Politics take an ugly turn when it becomes antinational. When we call a nation unsecular, we are pointing fingers at ourselves as we the people are the most integral part of this fabric. How does a nation become unsecular if the Prime Minister inaugurates a religious place? How do we forget that we are the same country that has had a Muslim and Sikh Presidents and Prime Ministers? We have had Heads of the Navy, Air Force and the Army leading our country selected on their capabilities irrespective of their religious affinities. Our most popular sport cricket has had Captains from the minorities way back from Mansur Ali Khan Pataudi to Mohammad Azharuddin. India is proud to honour top musicians like Amjad Ali Khan, Bismillah Khan, A R Rahman, Zakir Hussain, all hailing from the minorities’ section. The heartthrobs of Indian cinema the Khans are loved and idolized in our amazing country.
When the Kartarpur corridor was opened between India and its sworn enemy Pakistan, our government welcomed it with an open heart. The state machinery got active in ensuring the safety of the people visiting the holy site from both sides. It was a very sensitive move given the history of India and Pakistan, but the state did not leave a single stone unturned to ensure smooth operations of this manoeuvre. A lot of money was spent. The Prime Minister was one of the first citizens to cross over the LOC to pay his respects to the spiritual destination. At that time, no questions were raised.
How are we not a secular country? We have universities that have reservations for the minority communities but the Hindus who are in a majority have to sweat out and perform to gain admission. If the government machinery is mobilized to put order for inaugurating a temple construction for the safety of people, we are called unsecular. But another community can hold large gatherings flouting social distancing norms enforced due to the coronavirus pandemic and eventually become instrumental in the initial spike of Covid positive cases.

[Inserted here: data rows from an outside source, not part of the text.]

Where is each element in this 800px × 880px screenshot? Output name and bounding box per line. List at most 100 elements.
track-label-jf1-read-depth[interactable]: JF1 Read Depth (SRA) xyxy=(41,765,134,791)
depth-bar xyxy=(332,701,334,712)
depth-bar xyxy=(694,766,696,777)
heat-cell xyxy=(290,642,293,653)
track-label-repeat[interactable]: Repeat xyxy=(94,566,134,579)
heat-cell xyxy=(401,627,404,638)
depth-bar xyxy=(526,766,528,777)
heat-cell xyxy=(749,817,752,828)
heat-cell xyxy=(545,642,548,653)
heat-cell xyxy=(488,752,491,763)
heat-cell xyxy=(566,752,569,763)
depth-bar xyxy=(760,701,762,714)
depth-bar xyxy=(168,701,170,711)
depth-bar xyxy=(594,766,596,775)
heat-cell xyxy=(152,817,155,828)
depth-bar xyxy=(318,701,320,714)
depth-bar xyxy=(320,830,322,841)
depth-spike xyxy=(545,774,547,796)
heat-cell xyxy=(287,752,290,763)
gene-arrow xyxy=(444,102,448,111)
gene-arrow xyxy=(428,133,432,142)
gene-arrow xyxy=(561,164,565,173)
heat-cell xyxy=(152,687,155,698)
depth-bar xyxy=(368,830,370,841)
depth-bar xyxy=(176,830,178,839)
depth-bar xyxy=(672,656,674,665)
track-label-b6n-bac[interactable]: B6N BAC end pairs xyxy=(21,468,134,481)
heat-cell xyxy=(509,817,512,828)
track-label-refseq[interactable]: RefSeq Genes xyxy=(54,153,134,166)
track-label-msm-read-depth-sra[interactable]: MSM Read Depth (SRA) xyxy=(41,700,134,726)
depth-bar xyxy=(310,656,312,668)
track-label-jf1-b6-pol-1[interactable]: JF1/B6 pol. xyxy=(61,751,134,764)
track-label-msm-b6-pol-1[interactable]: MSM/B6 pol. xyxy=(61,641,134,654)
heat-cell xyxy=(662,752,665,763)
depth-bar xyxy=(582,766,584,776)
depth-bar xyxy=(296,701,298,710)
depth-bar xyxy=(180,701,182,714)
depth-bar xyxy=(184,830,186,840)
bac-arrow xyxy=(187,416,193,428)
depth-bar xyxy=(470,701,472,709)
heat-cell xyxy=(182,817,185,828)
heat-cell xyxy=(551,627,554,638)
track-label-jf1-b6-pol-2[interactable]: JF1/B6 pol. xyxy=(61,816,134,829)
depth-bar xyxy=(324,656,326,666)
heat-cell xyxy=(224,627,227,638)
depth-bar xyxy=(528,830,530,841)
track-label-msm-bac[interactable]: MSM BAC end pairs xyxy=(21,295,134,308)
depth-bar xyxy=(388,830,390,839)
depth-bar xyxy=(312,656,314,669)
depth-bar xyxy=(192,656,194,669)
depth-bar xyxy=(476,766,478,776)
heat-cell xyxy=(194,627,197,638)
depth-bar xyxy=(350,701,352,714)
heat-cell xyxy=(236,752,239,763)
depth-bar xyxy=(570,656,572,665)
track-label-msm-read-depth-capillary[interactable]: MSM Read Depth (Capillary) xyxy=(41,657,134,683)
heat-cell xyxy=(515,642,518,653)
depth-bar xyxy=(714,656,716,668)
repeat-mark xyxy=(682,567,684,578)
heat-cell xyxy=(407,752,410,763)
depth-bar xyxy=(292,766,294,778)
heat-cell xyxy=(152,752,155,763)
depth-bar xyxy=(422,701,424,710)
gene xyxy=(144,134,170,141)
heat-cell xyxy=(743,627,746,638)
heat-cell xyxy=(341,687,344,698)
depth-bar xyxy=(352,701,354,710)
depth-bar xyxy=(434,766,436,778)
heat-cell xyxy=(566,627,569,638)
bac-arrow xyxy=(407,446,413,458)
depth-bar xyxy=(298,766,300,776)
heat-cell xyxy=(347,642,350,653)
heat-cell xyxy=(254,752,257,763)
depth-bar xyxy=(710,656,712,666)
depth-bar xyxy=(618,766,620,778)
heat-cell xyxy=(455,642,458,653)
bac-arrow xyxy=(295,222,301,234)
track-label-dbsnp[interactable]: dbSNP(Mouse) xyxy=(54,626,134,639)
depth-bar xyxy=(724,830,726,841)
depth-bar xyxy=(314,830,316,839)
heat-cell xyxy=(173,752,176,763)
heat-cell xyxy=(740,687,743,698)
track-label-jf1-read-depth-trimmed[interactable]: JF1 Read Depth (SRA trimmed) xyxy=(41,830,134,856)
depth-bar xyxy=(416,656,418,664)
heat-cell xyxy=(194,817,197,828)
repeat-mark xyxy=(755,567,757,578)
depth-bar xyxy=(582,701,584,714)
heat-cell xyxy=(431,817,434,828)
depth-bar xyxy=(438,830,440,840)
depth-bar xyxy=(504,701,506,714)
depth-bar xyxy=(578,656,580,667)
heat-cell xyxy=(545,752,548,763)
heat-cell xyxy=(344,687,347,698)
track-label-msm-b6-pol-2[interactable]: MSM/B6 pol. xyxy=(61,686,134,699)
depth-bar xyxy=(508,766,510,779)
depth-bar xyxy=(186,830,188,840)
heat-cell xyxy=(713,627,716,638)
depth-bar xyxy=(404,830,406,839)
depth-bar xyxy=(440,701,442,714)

Does secular indicate victimizing the majority communities? Does it mean exploitation and injustice for its own people? How are we unsecular? Secular does not mean pampering the minorities for your vested interest, let them get away with murder and demean your own people to create unrest and disorder in your own country. We should be ashamed of ourselves for behaving in this atrocious manner and be more national for the greater good of the country.
This independence day, we should take a pledge to join together as a nation to fight this common enemy, Covid-19 that has hit us all. We should put our petty issues aside and work together to combat and overcome this menace and build our economy as a secular democratic country that we are. Our combined efforts will bear fruit and make us proud of our country, showing unity in diversity.